Tra le esche vince la gomma
Le esche più utilizzate nel light rock fishing sono
piccoli artificiali in gomma, ovvero le cosiddette
soft bait, da 1,5 a 4 pollici di lunghezza, montate
sulle apposite teste piombate (jig head) comprese
tra 0,5 e 3 grammi. Il peso delle jig head, ovviamente, va scelto anche e soprattutto in base alla
profondità e alle correnti o turbolenze presenti
nell’acqua. In ogni caso, tutti gli artificiali da spinning in silicone sono perfetti per stanare i piccoli
predatori, ovviamente nelle misure più contenute:
da 1,5 a 4 pollici. Ma esistono anche
“bocconi” specifici per il “light”, dalle
forme più o meno fantasiose oppure strettamente imitanti piccole creature come gamberetti, granchi e cefalopodi.
Per esempio gli “hog”, dal corpo affusolato e provvisti di vistose protuberanze ai lati del corpo e in
coda: imitano piccoli gamberi e vanno recuperati
sul fondo, infilandosi molto bene tra le rocce ed
emettendo vibrazioni che attraggono i pesci.

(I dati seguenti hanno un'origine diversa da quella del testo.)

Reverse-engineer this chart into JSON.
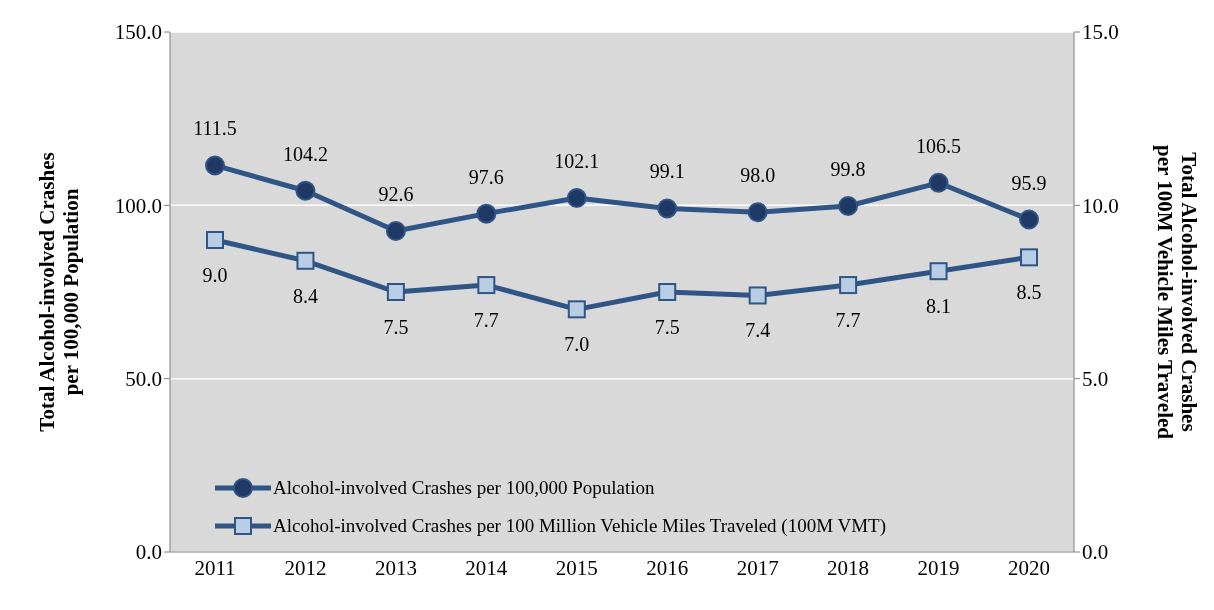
{
  "chart_data": {
    "type": "line",
    "categories": [
      "2011",
      "2012",
      "2013",
      "2014",
      "2015",
      "2016",
      "2017",
      "2018",
      "2019",
      "2020"
    ],
    "ylabel": "Total Alcohol-involved Crashes per 100,000 Population",
    "y2label": "Total Alcohol-involved Crashes per 100M Vehicle Miles Traveled",
    "ylim": [
      0,
      150
    ],
    "yticks": [
      {
        "value": 0,
        "label": "0.0"
      },
      {
        "value": 50,
        "label": "50.0"
      },
      {
        "value": 100,
        "label": "100.0"
      },
      {
        "value": 150,
        "label": "150.0"
      }
    ],
    "y2lim": [
      0,
      15
    ],
    "y2ticks": [
      {
        "value": 0,
        "label": "0.0"
      },
      {
        "value": 5,
        "label": "5.0"
      },
      {
        "value": 10,
        "label": "10.0"
      },
      {
        "value": 15,
        "label": "15.0"
      }
    ],
    "grid": "y",
    "legend": "bottom left",
    "series": [
      {
        "name": "Alcohol-involved Crashes per 100,000 Population",
        "color": "#2e5586",
        "marker": "circle",
        "values": [
          111.5,
          104.2,
          92.6,
          97.6,
          102.1,
          99.1,
          98.0,
          99.8,
          106.5,
          95.9
        ],
        "value_labels": [
          "111.5",
          "104.2",
          "92.6",
          "97.6",
          "102.1",
          "99.1",
          "98.0",
          "99.8",
          "106.5",
          "95.9"
        ]
      },
      {
        "name": "Alcohol-involved Crashes per 100 Million Vehicle Miles Traveled (100M VMT)",
        "color": "#2e5586",
        "marker": "square",
        "axis": "y2",
        "values": [
          9.0,
          8.4,
          7.5,
          7.7,
          7.0,
          7.5,
          7.4,
          7.7,
          8.1,
          8.5
        ],
        "value_labels": [
          "9.0",
          "8.4",
          "7.5",
          "7.7",
          "7.0",
          "7.5",
          "7.4",
          "7.7",
          "8.1",
          "8.5"
        ]
      }
    ]
  }
}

Da citare anche gli “straight worm” o “micro worm”,
piccole esche siliconiche dal corpo pronunciato
che finisce in una coda dritta e sottile: sono imitazioni pressoché perfette di vermi marini che vivono tra gli scogli e sotto la sabbia. Infine i “crab”,
imitazioni di granchietti, più o meno stilizzati,
che rappresentano ottime esche per lo scorfano:
vanno recuperati a stretto contatto con il fondale,
oppure calati tra gli anfratti della scogliera o, ancora, “strisciati” in verticale sulle pareti in cemento dei porti dove i piccoli predatori hanno le loro
tane. Tutti questi inganni vanno innescati su apposite testine piombate (jig head) dal peso molto
contenuto, da 0,5 a 3 grammi.
Tanto divertimento,
ma con rispetto
Il rock fishing leggero mediterraneo è una tecnica
che in determinate condizioni può rivelarsi eccezionalmente redditizia, ed è un gran divertimento
pescare con attrezzature ultraleggere pesci predatori di dimensioni non eclatanti ma “tosti” come
pochi, capaci di far piegare la nostra sottile canna
con testate nervose e ripartenze guizzanti che ci
faranno divertire moltissimo.
Per non trasformare la pescata in un’inutile mattanza, però, bisogna usare il cervello: in ognuno
di noi devono prevalere il senso di responsabilità
e il rispetto per le prede. Se l’uscita di pesca è andata bene, evitiamo inutili stragi! Il catch & release,
ovvero “cattura e rilascia”, è la filosofia giusta da
adottare anche e soprattutto in questo ambito.
Vedremo poi in uno dei prossimi numeri quali sono le precauzioni per metterlo in pratica nei dettagli, a partire dal non toccare il pesce con le mani
asciutte fino al come slamarlo senza provocargli
danni e “riossigenarlo” nell’acqua per farlo riprendere.